New Pope's Name Could Signal Direction of Papacy
ROME, April 18, 2005 — -- The name the next pope chooses could provide the first clue about what his papacy will become.
For roughly 1,000 years, it has been traditional for a new pope to take a new name. And often, though not always, new popes have picked their names to honor a previous pope or to signal what kind of pope they want to be.
For example, Pope Julius II "chose his name not for a saint, not for a previous pope, but for Julius Caesar," said James Keating, a theologian at Providence University. "By that, he was signaling his attempt to be a military pope."
If the next pope chooses to name himself John Paul III, it would signal a continuation of John Paul II's ideals, Vatican watchers say.
A different name may indicate a new direction.
"If the pope chooses Leo, he can say that he is going to emphasize the social mission of the church," Keating said, "because the last Pope Leo, Leo XIII, was a great critic of capitalism."
Other recent popes' legacies might attach meanings to their names -- with John perhaps suggesting a reformer and Pius suggesting a traditionalist.

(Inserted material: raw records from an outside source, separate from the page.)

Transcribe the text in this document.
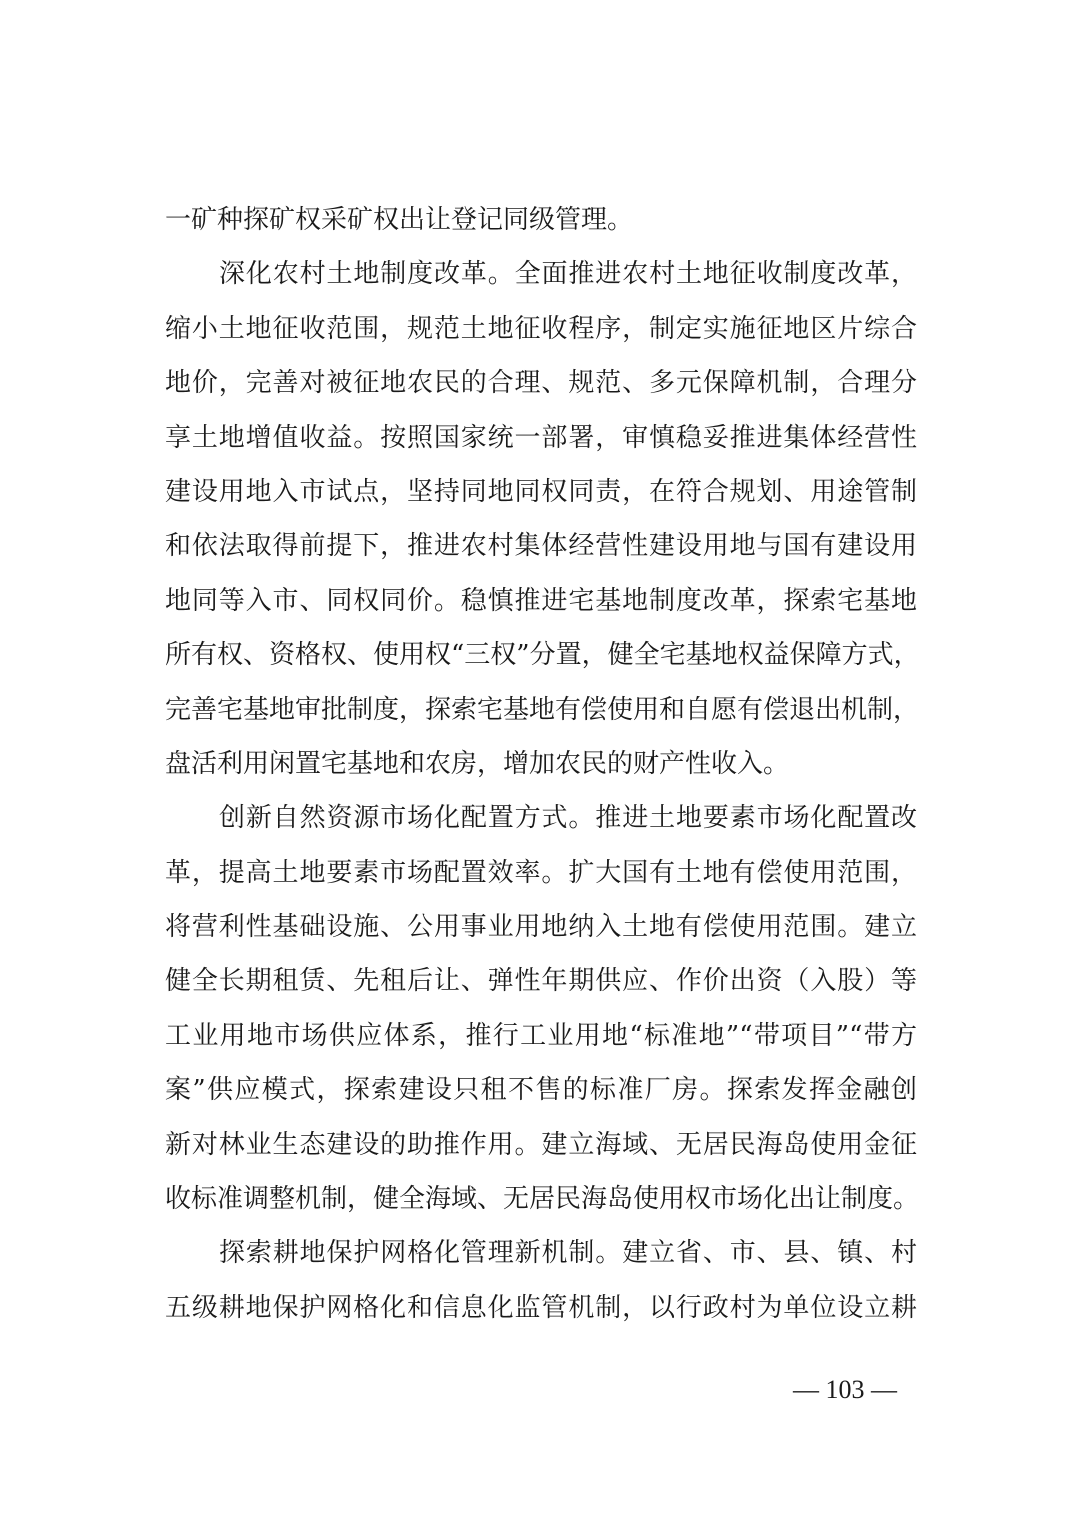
一矿种探矿权采矿权出让登记同级管理。
深化农村土地制度改革。全面推进农村土地征收制度改革，
缩小土地征收范围，规范土地征收程序，制定实施征地区片综合
地价，完善对被征地农民的合理、规范、多元保障机制，合理分
享土地增值收益。按照国家统一部署，审慎稳妥推进集体经营性
建设用地入市试点，坚持同地同权同责，在符合规划、用途管制
和依法取得前提下，推进农村集体经营性建设用地与国有建设用
地同等入市、同权同价。稳慎推进宅基地制度改革，探索宅基地
所有权、资格权、使用权“三权”分置，健全宅基地权益保障方式，
完善宅基地审批制度，探索宅基地有偿使用和自愿有偿退出机制，
盘活利用闲置宅基地和农房，增加农民的财产性收入。
创新自然资源市场化配置方式。推进土地要素市场化配置改
革，提高土地要素市场配置效率。扩大国有土地有偿使用范围，
将营利性基础设施、公用事业用地纳入土地有偿使用范围。建立
健全长期租赁、先租后让、弹性年期供应、作价出资（入股）等
工业用地市场供应体系，推行工业用地“标准地”“带项目”“带方
案”供应模式，探索建设只租不售的标准厂房。探索发挥金融创
新对林业生态建设的助推作用。建立海域、无居民海岛使用金征
收标准调整机制，健全海域、无居民海岛使用权市场化出让制度。
探索耕地保护网格化管理新机制。建立省、市、县、镇、村
五级耕地保护网格化和信息化监管机制，以行政村为单位设立耕
— 103 —
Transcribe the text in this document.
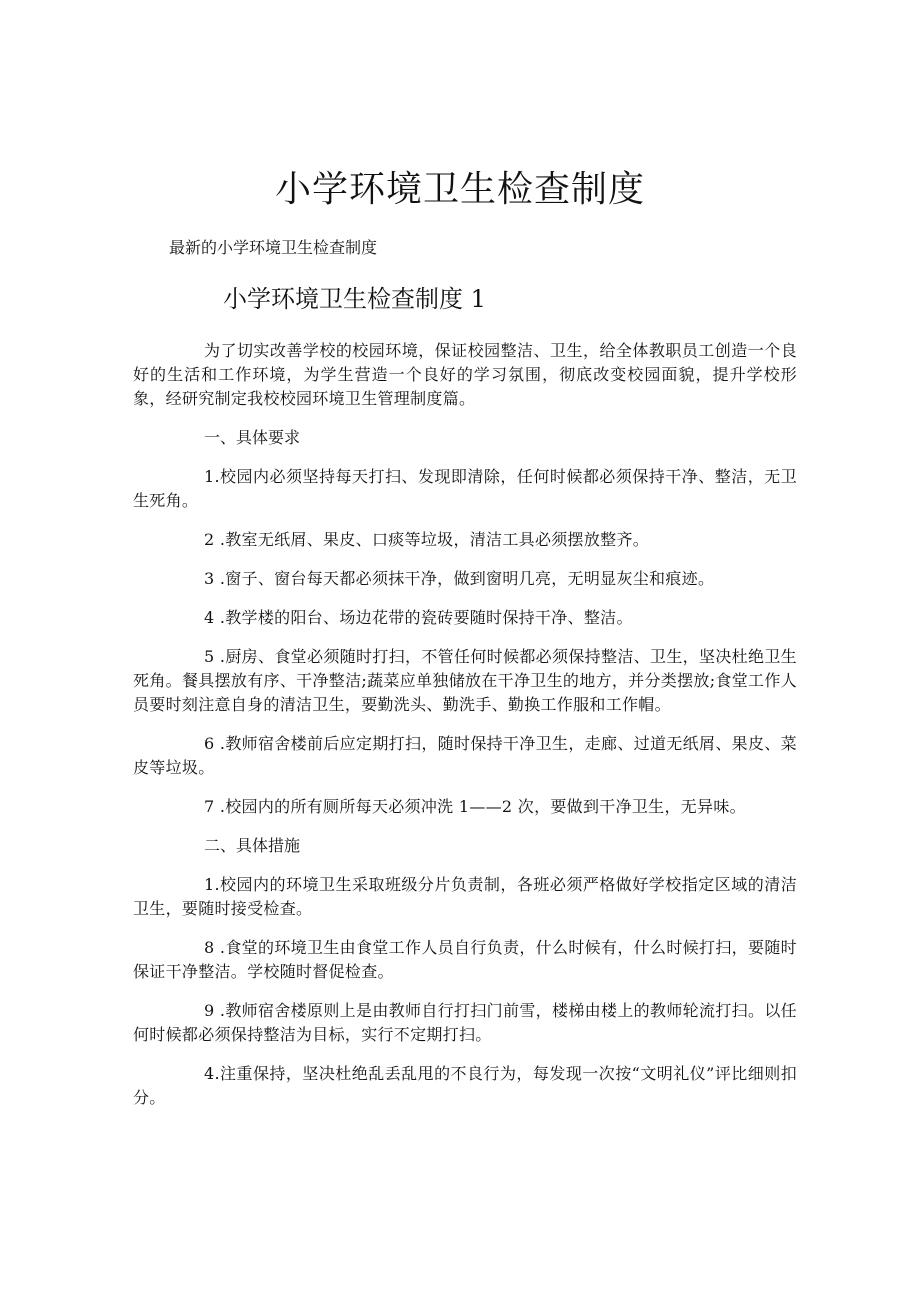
小学环境卫生检查制度
最新的小学环境卫生检查制度
小学环境卫生检查制度 1

为了切实改善学校的校园环境，保证校园整洁、卫生，给全体教职员工创造一个良好的生活和工作环境，为学生营造一个良好的学习氛围，彻底改变校园面貌，提升学校形象，经研究制定我校校园环境卫生管理制度篇。

一、具体要求

1.校园内必须坚持每天打扫、发现即清除，任何时候都必须保持干净、整洁，无卫生死角。

2 .教室无纸屑、果皮、口痰等垃圾，清洁工具必须摆放整齐。

3 .窗子、窗台每天都必须抹干净，做到窗明几亮，无明显灰尘和痕迹。

4 .教学楼的阳台、场边花带的瓷砖要随时保持干净、整洁。

5 .厨房、食堂必须随时打扫，不管任何时候都必须保持整洁、卫生，坚决杜绝卫生死角。餐具摆放有序、干净整洁;蔬菜应单独储放在干净卫生的地方，并分类摆放;食堂工作人员要时刻注意自身的清洁卫生，要勤洗头、勤洗手、勤换工作服和工作帽。

6 .教师宿舍楼前后应定期打扫，随时保持干净卫生，走廊、过道无纸屑、果皮、菜皮等垃圾。

7 .校园内的所有厕所每天必须冲洗 1——2 次，要做到干净卫生，无异味。

二、具体措施

1.校园内的环境卫生采取班级分片负责制，各班必须严格做好学校指定区域的清洁卫生，要随时接受检查。

8 .食堂的环境卫生由食堂工作人员自行负责，什么时候有，什么时候打扫，要随时保证干净整洁。学校随时督促检查。

9 .教师宿舍楼原则上是由教师自行打扫门前雪，楼梯由楼上的教师轮流打扫。以任何时候都必须保持整洁为目标，实行不定期打扫。

4.注重保持，坚决杜绝乱丢乱甩的不良行为，每发现一次按“文明礼仪”评比细则扣分。
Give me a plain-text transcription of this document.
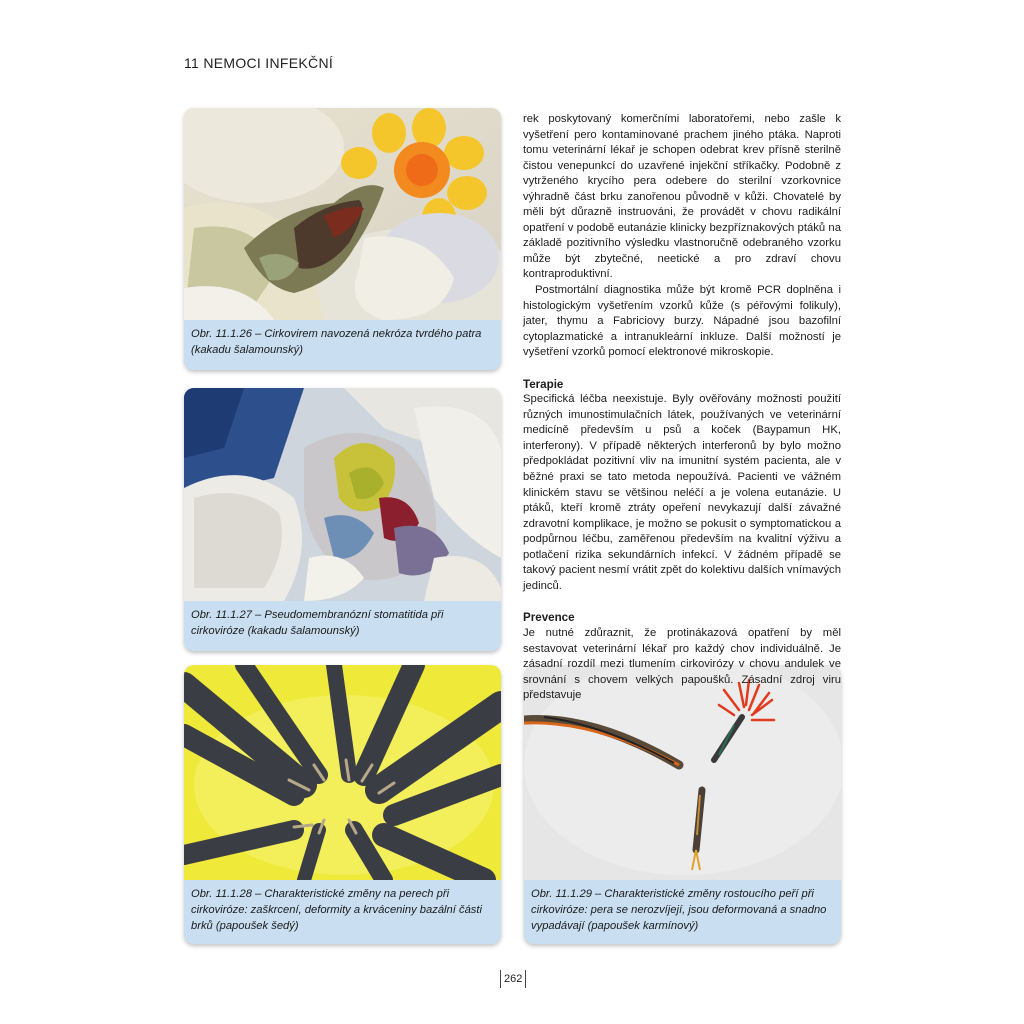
11 NEMOCI INFEKČNÍ
Obr. 11.1.26 – Cirkovirem navozená nekróza tvrdého patra (kakadu šalamounský)
Obr. 11.1.27 – Pseudomembranózní stomatitida při cirkoviróze (kakadu šalamounský)
Obr. 11.1.28 – Charakteristické změny na perech při cirkoviróze: zaškrcení, deformity a krváceniny bazální části brků (papoušek šedý)
Obr. 11.1.29 – Charakteristické změny rostoucího peří při cirkoviróze: pera se nerozvíjejí, jsou deformovaná a snadno vypadávají (papoušek karmínový)

rek poskytovaný komerčními laboratořemi, nebo zašle k vyšetření pero kontaminované prachem jiného ptáka. Naproti tomu veterinární lékař je schopen odebrat krev přísně sterilně čistou venepunkcí do uzavřené injekční stříkačky. Podobně z vytrženého krycího pera odebere do sterilní vzorkovnice výhradně část brku zanořenou původně v kůži. Chovatelé by měli být důrazně instruováni, že provádět v chovu radikální opatření v podobě eutanázie klinicky bezpříznakových ptáků na základě pozitivního výsledku vlastnoručně odebraného vzorku může být zbytečné, neetické a pro zdraví chovu kontraproduktivní.

Postmortální diagnostika může být kromě PCR doplněna i histologickým vyšetřením vzorků kůže (s péřovými folikuly), jater, thymu a Fabriciovy burzy. Nápadné jsou bazofilní cytoplazmatické a intranukleární inkluze. Další možností je vyšetření vzorků pomocí elektronové mikroskopie.

Terapie

Specifická léčba neexistuje. Byly ověřovány možnosti použití různých imunostimulačních látek, používaných ve veterinární medicíně především u psů a koček (Baypamun HK, interferony). V případě některých interferonů by bylo možno předpokládat pozitivní vliv na imunitní systém pacienta, ale v běžné praxi se tato metoda nepoužívá. Pacienti ve vážném klinickém stavu se většinou neléčí a je volena eutanázie. U ptáků, kteří kromě ztráty opeření nevykazují další závažné zdravotní komplikace, je možno se pokusit o symptomatickou a podpůrnou léčbu, zaměřenou především na kvalitní výživu a potlačení rizika sekundárních infekcí. V žádném případě se takový pacient nesmí vrátit zpět do kolektivu dalších vnímavých jedinců.

Prevence

Je nutné zdůraznit, že protinákazová opatření by měl sestavovat veterinární lékař pro každý chov individuálně. Je zásadní rozdíl mezi tlumením cirkovirózy v chovu andulek ve srovnání s chovem velkých papoušků. Zásadní zdroj viru představuje

262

Sometimes, as with Pius, a pope's name also can reflect a desired virtue. There have been 13 Innocents and 12 Piuses.
Other common pope names have been John, Gregory, Benedict, Clement and Leo. All have been used at least a dozen times.
Occasionally, popes have named themselves after relatives or mentors who were not popes.
The tradition of popes adopting new names dates back to 533 A.D., when a humble priest named Mercury became pope.
"He thought, 'Well, I can't be Mercury I — that is a name of a pagan god — and so he changed his name to John II,' " said Gerald O'Collins of the Pontifical Gregorian University. "So he started it. It hadn't happened before."
There were popes after John II who kept their own names, but around 1000 A.D., it became typical for popes to pick a new one.
Ever since, popes' real names have been largely forgotten. How many average Catholics remember the name Eugenio Pacelli, who became Pius XII in 1939, or Angelo Roncalli, who became John XXIII in 1958?